Quiz 2: Monitoring the condition of the fetus during the first stage of labour

Please choose the one, most correct answer to each question or statement.

  1. Compression of the fetal head during labour:
    • Usually does not harm the fetus
    • Usually damages the fetal brain
    • Usually causes blindness in the newborn infant
    • Usually kills the fetus
  2. What is the commonest cause of a reduced supply of oxygen to the fetus during labour?
    • Uterine contractions
    • Partial placental separation
    • Placental insufficiency
    • Infection of the membranes
  3. How does the fetus usually respond to a lack of oxygen during labour?
    • There is an increase in fetal movements.
    • There is a decrease in the fetal heart rate.
    • There is an increase in the fetal heart rate.
    • There is a decrease in fetal movements.
  4. How should the fetal heart rate be monitored in labour?
    • A cardiotocograph (CTG machine) should preferably be used in all labours.
    • A doptone is the preferred method in primary-care clinics and hospitals.
    • A fetal stethoscope is the best method for most labours.
    • The fetal heart rate does not need to be monitored in all low-risk pregnancies.
  5. The fetal heart rate pattern should be monitored:
    • During a contraction
    • Before a contraction
    • After a contraction
    • Before, during, and after a contraction
  6. How often should the fetal heart rate be monitored during the first stage of labour in low-risk pregnancies where there is no meconium staining of the liquor?
    • Every 3 hours during the latent phase
    • Every 2 hours during the latent phase
    • Every 2 hours during the active phase
    • Every 15 minutes during the active phase
  7. What is the normal baseline fetal heart rate in labour?

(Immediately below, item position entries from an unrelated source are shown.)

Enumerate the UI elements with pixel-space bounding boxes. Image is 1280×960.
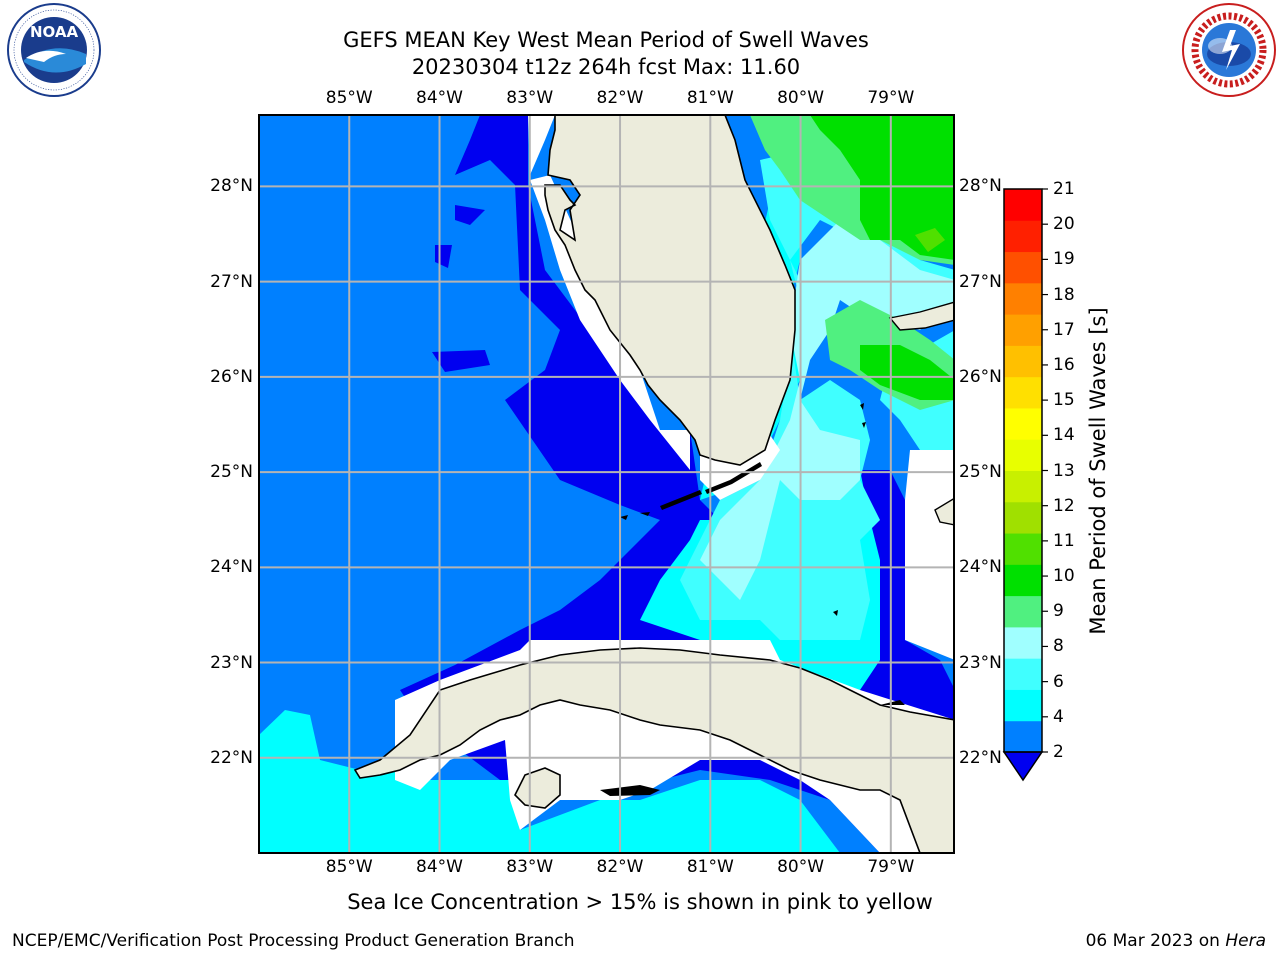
lon-tick-label: 85°W: [325, 857, 373, 877]
lat-tick-label: 24°N: [959, 557, 1002, 578]
chart-subtitle: 20230304 t12z 264h fcst Max: 11.60: [411, 55, 801, 79]
lat-tick-label: 22°N: [959, 747, 1002, 768]
lon-tick-label: 83°W: [506, 857, 554, 877]
colorbar-tick-label: 9: [1053, 601, 1064, 622]
svg-text:NOAA: NOAA: [30, 23, 79, 41]
footer-branch: NCEP/EMC/Verification Post Processing Pr…: [12, 931, 575, 951]
colorbar-segment: [1004, 533, 1042, 565]
colorbar-segment: [1004, 345, 1042, 378]
colorbar-tick-label: 2: [1053, 742, 1064, 762]
colorbar-segment: [1004, 501, 1042, 534]
colorbar: [1002, 188, 1048, 782]
colorbar-segment: [1004, 658, 1042, 690]
lon-tick-label: 80°W: [777, 88, 825, 108]
isla-juventud: [514, 767, 561, 809]
colorbar-tick-label: 17: [1053, 319, 1075, 340]
colorbar-segment: [1004, 220, 1042, 253]
lat-tick-label: 25°N: [210, 462, 253, 483]
sea-ice-note: Sea Ice Concentration > 15% is shown in …: [347, 890, 933, 914]
lon-tick-label: 84°W: [416, 88, 463, 108]
colorbar-tick-label: 4: [1053, 706, 1064, 727]
lat-tick-label: 23°N: [959, 652, 1002, 673]
nws-logo: [1182, 3, 1276, 97]
lat-tick-label: 24°N: [210, 557, 253, 578]
lat-tick-label: 25°N: [959, 462, 1002, 483]
colorbar-segment: [1004, 189, 1042, 221]
colorbar-tick-label: 15: [1053, 390, 1075, 411]
colorbar-segment: [1004, 595, 1042, 628]
lat-tick-label: 26°N: [959, 366, 1002, 387]
lon-tick-label: 81°W: [686, 88, 734, 108]
colorbar-segment: [1004, 626, 1042, 659]
lat-tick-label: 26°N: [210, 366, 253, 387]
lon-tick-label: 81°W: [686, 857, 734, 877]
colorbar-tick-label: 10: [1053, 566, 1075, 587]
colorbar-segment: [1004, 564, 1042, 597]
lon-tick-label: 84°W: [416, 857, 463, 877]
lat-tick-label: 28°N: [210, 176, 253, 197]
colorbar-tick-label: 8: [1053, 636, 1064, 657]
map-field: [259, 115, 954, 853]
map-frame: [258, 114, 955, 854]
colorbar-label: Mean Period of Swell Waves [s]: [1086, 307, 1110, 635]
colorbar-segment: [1004, 439, 1042, 471]
lon-tick-label: 83°W: [506, 88, 554, 108]
colorbar-tick-label: 6: [1053, 671, 1064, 692]
colorbar-tick-label: 19: [1053, 249, 1075, 270]
colorbar-tick-label: 21: [1053, 179, 1075, 199]
map-gridlines: [259, 115, 954, 853]
colorbar-segment: [1004, 251, 1042, 284]
lon-tick-label: 82°W: [596, 857, 644, 877]
lon-tick-label: 80°W: [777, 857, 825, 877]
colorbar-segment: [1004, 282, 1042, 315]
noaa-logo: NOAA: [7, 3, 101, 97]
lat-tick-label: 22°N: [210, 747, 253, 768]
lat-tick-label: 27°N: [959, 271, 1002, 292]
bahamas-land: [888, 301, 954, 331]
footer-date: 06 Mar 2023 on Hera: [1086, 931, 1266, 951]
colorbar-segment: [1004, 720, 1042, 753]
colorbar-tick-label: 18: [1053, 284, 1075, 305]
colorbar-tick-label: 20: [1053, 214, 1075, 235]
colorbar-tick-label: 14: [1053, 425, 1075, 446]
colorbar-segment: [1004, 407, 1042, 440]
colorbar-segment: [1004, 470, 1042, 503]
chart-title: GEFS MEAN Key West Mean Period of Swell …: [343, 28, 869, 52]
lat-tick-label: 23°N: [210, 652, 253, 673]
lon-tick-label: 79°W: [867, 857, 915, 877]
lat-tick-label: 28°N: [959, 176, 1002, 197]
colorbar-segment: [1004, 314, 1042, 346]
colorbar-tick-label: 11: [1053, 530, 1075, 551]
lon-tick-label: 82°W: [596, 88, 644, 108]
colorbar-tick-label: 16: [1053, 354, 1075, 375]
swell-10-11-region: [810, 115, 954, 260]
cuba-land: [353, 647, 954, 853]
footer-date-text: 06 Mar 2023 on: [1085, 931, 1226, 951]
lat-tick-label: 27°N: [210, 271, 253, 292]
colorbar-segment: [1004, 689, 1042, 722]
colorbar-tick-label: 12: [1053, 495, 1075, 516]
colorbar-tick-label: 13: [1053, 460, 1075, 481]
colorbar-segment: [1004, 376, 1042, 409]
lon-tick-label: 85°W: [325, 88, 373, 108]
lon-tick-label: 79°W: [867, 88, 915, 108]
footer-host: Hera: [1225, 931, 1266, 951]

    • 100–120 beats per minute
    • 120–140 beats per minute
    • 140–160 beats per minute
    • 110–160 beats per minute
  8. Early decelerations:
    • Start at the beginning of a contraction and return to the baseline at the end of a contraction
    • Start at the beginning of a contraction and end 30 seconds or more after the contraction
    • Do not have any relation to contractions
    • Occur during the period of uterine relaxation
  9. Early decelerations are usually caused by:
    • Intracranial haemorrhage
    • Compression of the fetal head
    • A short umbilical cord
    • A decreased supply of oxygen to the fetus
  10. What are late decelerations?
    • Decelerations that occur after 38 weeks gestation
    • Decelerations that are only present at the end of the first stage of labour
    • Decelerations that start 30 seconds or more after the beginning of the contraction
    • Decelerations that return to the baseline 30 seconds or more after the end of the contraction
  11. Late decelerations:
    • Always indicate fetal distress
    • Only suggest that fetal distress may be present
    • May be normal
    • Cannot be diagnosed with a fetal stethoscope
  12. A baseline tachycardia:
    • Indicates that the fetus is in good condition
    • Is common when the mother is given pethidine
    • May be caused by infection of the placenta and membranes
    • Indicates that the fetus is dying from lack of oxygen
  13. A baseline bradycardia:
    • Is a safe pattern
    • Is a pattern which indicates an increased risk of fetal distress
    • Indicates severe fetal distress
    • Is usually caused by infection of the placenta and membranes
  14. Which fetal heart rate pattern warns that there is an increased risk of fetal distress?
    • Early decelerations
    • Late decelerations
    • Baseline bradycardia
    • Late decelerations plus a baseline bradycardia
  15. When can you be confident that the fetal condition is good?
    • When the baseline fetal heart rate is normal and there are no decelerations
    • When the baseline fetal heart rate is normal and there are only early decelerations
    • When fetal tachycardia is present and there are no decelerations
    • All of the above
  16. Meconium staining of the liquor:
    • Is uncommon
    • Occurs in 10–20% of patients
    • Occurs in 30–40% of patients
    • Occurs in most patients
  17. Meconium staining of the liquor is commonest in:
    • Patients in post-term labour
    • Patients in term labour
    • Patients in preterm labour
    • Patients whose fetuses move a lot during pregnancy
  18. Which form of meconium in the liquor is most likely to indicate the presence of fetal distress?
    • Fresh meconium indicates definite fetal distress and is an indication for an emergency Caesarean section.
    • Old meconium indicates that there was a problem but that there is no need to be concerned
    • Yellow meconium is of no clinical importance
    • The management is the same as it does not matter what the consistency or colour of the meconium is
  19. Why does a fetus pass meconium during labour?
    • Because there is fetal hypoxia
    • Because it makes the second stage of labour shorter
    • Because the mother has been given liquid paraffin
    • Because it is mature and ready for delivery
  20. What is the correct management when the liquor is meconium stained?
    • Monitor the fetal heart rate carefully.
    • Deliver the fetus immediately by Caesarean section.
    • Give the patient an oxytocin infusion to shorten labour.
    • Transfer the patient urgently to a level 3 hospital.